2026年8月期、売上収益約4兆円、純利益5,000億円と過去最高益を更新し続けるファーストリテイリング。その圧倒的な成長を支え続ける根底には、創業前から柳井正氏の心に刻まれた、たった一つの原理原則がありました。

目次

1. 「ユニクロ」を開業するより前に見つけた結晶のような言葉

 日本の流通・小売業の歴史を築き上げた創業経営者たち。彼らが若き日に教えを乞い、生涯にわたって「師」と仰ぎ続けた伝説の指導者が存在します。

戦後の日本商業を力強く牽引した名経営者たち。イオンの岡田卓也氏、セブン&アイの伊藤雅敏氏、ダイエーの中内功氏など、錚々たる創業者がこぞって門を叩き、生涯にわたり教えを乞い続けた指導者こそが、「日本商業の父」「昭和の石田梅岩」と仰がれる倉本長治です。

【倉本長治の教えを学んだ主な創業者・経営者】

イオン・岡田卓也 / セブン&アイHD・伊藤雅敏 / ダイエー・中内功 / 西武セゾングループ・堤清二 / 平和堂・夏原平次郎 / イズミ・山西義政 / イズミヤ・和田源三郎 / ヨークベニマル・大高善雄 / ダスキン・鈴木清一 / 六花亭・小田豊 / ニチイ・西端行雄・春枝 / ヤオハン・和田良平・カツ・一夫 / ユニー・西川俊男 / 長崎屋・岩田孝八 / 壽屋・壽崎肇……

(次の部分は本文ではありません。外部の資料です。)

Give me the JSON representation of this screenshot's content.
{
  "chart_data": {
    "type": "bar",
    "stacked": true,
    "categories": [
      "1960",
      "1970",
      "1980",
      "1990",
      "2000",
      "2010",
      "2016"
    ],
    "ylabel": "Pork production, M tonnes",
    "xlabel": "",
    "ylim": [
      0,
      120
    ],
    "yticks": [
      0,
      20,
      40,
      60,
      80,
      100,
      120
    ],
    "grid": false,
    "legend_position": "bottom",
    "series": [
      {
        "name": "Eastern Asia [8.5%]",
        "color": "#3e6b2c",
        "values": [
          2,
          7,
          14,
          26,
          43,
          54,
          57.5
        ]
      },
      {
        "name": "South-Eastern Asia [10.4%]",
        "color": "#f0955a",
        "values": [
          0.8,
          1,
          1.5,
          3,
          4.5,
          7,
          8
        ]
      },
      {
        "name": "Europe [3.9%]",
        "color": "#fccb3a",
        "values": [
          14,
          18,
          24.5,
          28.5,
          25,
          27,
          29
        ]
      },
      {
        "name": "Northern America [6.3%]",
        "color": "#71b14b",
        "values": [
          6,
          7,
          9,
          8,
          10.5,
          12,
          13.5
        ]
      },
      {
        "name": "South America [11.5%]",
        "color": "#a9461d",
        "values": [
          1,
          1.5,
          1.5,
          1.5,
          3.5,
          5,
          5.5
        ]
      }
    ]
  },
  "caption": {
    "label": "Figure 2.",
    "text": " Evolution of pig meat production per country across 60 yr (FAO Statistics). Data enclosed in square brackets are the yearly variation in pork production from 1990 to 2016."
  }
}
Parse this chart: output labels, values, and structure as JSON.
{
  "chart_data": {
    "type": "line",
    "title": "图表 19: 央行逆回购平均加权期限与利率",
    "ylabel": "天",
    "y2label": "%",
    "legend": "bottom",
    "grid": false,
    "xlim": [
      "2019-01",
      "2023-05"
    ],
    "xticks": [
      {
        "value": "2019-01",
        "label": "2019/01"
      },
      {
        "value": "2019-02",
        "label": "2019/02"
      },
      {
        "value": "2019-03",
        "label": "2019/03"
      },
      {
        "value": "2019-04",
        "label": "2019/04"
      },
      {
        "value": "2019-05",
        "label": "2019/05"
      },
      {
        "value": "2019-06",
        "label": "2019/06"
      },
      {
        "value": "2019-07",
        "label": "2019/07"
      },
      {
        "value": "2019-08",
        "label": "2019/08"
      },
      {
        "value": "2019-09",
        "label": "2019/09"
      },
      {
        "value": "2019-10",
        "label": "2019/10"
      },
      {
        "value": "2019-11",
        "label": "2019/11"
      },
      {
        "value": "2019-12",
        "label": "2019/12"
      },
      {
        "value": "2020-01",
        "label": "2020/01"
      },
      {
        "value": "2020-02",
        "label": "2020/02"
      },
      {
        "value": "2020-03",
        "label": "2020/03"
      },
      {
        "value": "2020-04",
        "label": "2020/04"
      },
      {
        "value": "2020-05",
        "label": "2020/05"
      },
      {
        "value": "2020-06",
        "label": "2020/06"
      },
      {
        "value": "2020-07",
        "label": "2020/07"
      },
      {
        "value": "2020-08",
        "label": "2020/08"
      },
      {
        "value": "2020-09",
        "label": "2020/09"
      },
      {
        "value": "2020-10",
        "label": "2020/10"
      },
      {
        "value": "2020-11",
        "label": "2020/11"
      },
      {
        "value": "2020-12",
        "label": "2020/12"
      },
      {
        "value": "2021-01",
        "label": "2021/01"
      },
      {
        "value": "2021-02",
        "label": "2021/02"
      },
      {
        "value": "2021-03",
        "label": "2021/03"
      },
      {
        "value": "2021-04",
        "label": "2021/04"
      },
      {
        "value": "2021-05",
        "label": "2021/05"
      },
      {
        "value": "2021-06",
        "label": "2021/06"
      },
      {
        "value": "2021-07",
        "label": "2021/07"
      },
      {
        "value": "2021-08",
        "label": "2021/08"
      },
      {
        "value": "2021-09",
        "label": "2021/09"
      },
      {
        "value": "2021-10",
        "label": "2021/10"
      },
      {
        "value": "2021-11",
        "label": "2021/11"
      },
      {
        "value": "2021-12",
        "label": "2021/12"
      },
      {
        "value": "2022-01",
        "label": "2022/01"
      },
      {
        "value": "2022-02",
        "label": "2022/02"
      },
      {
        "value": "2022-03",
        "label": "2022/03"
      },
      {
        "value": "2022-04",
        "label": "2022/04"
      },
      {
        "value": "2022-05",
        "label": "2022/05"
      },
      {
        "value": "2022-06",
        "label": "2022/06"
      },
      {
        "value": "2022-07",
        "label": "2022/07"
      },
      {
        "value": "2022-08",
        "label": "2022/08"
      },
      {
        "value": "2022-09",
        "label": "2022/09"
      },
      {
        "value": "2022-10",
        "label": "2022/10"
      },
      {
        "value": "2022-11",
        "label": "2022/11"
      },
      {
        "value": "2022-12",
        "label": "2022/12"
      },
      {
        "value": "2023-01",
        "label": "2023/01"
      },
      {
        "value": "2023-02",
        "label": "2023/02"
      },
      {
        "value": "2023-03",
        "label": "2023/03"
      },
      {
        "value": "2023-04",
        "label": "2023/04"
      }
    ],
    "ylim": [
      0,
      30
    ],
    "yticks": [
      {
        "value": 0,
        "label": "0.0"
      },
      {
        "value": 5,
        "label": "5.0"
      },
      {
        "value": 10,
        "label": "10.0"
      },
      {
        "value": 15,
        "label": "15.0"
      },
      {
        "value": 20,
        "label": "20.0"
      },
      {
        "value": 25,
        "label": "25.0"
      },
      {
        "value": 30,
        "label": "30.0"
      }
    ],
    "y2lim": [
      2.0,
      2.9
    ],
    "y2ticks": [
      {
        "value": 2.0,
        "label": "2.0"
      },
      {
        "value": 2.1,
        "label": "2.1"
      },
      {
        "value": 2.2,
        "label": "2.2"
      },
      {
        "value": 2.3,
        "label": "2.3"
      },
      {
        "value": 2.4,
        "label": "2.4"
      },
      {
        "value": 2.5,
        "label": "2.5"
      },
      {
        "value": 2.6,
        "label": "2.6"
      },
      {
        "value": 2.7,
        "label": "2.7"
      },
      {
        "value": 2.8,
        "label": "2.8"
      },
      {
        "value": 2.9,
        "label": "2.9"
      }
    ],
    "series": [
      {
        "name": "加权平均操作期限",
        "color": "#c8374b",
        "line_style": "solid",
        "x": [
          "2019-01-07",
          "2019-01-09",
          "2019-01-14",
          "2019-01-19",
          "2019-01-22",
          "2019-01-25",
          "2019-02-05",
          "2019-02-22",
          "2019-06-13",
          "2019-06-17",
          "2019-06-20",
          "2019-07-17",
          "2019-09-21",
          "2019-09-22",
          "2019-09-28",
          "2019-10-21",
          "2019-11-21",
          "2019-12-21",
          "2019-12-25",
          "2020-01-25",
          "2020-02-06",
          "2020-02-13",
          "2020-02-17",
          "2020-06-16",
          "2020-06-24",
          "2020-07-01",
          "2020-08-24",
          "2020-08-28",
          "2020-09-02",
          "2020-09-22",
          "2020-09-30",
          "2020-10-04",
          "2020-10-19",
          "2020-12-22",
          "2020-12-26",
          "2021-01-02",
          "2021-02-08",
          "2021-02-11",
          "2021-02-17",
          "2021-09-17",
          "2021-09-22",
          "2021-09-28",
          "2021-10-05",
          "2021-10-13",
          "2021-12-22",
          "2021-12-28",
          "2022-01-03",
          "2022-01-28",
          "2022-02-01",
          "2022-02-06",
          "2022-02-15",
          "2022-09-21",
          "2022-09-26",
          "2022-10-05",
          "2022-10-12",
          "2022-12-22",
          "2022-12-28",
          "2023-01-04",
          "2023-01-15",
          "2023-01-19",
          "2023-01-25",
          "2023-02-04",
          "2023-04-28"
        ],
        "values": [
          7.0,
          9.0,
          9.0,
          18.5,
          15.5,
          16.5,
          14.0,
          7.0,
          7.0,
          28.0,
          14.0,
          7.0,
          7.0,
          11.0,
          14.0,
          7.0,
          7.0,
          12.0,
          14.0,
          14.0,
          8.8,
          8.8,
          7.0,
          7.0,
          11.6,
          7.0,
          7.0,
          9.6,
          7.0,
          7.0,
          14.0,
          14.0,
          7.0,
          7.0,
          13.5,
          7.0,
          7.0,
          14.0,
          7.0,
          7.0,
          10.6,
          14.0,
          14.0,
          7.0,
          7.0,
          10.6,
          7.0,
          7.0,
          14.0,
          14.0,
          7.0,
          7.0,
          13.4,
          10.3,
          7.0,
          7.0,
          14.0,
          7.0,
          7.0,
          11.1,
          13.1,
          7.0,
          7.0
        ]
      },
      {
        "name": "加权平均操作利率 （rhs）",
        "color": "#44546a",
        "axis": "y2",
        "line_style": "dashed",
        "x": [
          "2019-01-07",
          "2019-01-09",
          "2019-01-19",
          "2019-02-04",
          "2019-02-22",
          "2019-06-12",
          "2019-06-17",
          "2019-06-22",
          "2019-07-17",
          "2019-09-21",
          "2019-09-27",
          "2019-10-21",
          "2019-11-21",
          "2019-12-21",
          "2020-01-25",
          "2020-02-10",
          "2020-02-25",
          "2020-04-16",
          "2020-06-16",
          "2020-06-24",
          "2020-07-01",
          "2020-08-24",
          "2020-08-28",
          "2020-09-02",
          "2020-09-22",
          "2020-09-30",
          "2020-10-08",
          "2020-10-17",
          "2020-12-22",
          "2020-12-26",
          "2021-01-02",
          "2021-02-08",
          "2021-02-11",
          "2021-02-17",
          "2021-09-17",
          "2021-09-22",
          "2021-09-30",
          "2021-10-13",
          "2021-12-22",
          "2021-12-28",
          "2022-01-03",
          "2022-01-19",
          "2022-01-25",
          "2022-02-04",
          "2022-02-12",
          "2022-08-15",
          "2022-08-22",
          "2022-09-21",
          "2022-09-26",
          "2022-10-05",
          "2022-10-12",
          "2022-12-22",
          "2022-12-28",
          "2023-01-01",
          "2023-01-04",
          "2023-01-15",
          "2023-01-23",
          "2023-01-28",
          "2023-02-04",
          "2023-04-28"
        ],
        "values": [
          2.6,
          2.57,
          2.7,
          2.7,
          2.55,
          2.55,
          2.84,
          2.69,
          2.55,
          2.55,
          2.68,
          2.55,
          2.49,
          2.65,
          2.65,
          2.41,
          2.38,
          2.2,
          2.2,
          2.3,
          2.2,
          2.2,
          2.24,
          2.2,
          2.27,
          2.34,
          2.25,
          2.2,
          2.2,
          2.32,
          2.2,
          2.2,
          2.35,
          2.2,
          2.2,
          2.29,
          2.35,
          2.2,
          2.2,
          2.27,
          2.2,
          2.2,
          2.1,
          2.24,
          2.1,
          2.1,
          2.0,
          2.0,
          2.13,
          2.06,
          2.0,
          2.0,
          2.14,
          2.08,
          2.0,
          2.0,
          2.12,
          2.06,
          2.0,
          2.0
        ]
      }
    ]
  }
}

早くから「お客様第一」の神髄を提唱し、生涯を通じて全国の商業者に「真商道」の光を照らし続けた倉本長治。生活者の暮らしを真に豊かにする商業のあり方を説き明かした、その経営哲学の結晶とも呼ぶべき根本規範が、次の言葉に凝縮されています。

「店は客のためにあり 店員とともに栄え 店主とともに滅びる」

この言葉は、単なる精神論やお題目のスローガンではありません。激しい環境変化の中で判断に迷ったとき、経営者が原点に立ち返るための「絶対的な羅針盤」です。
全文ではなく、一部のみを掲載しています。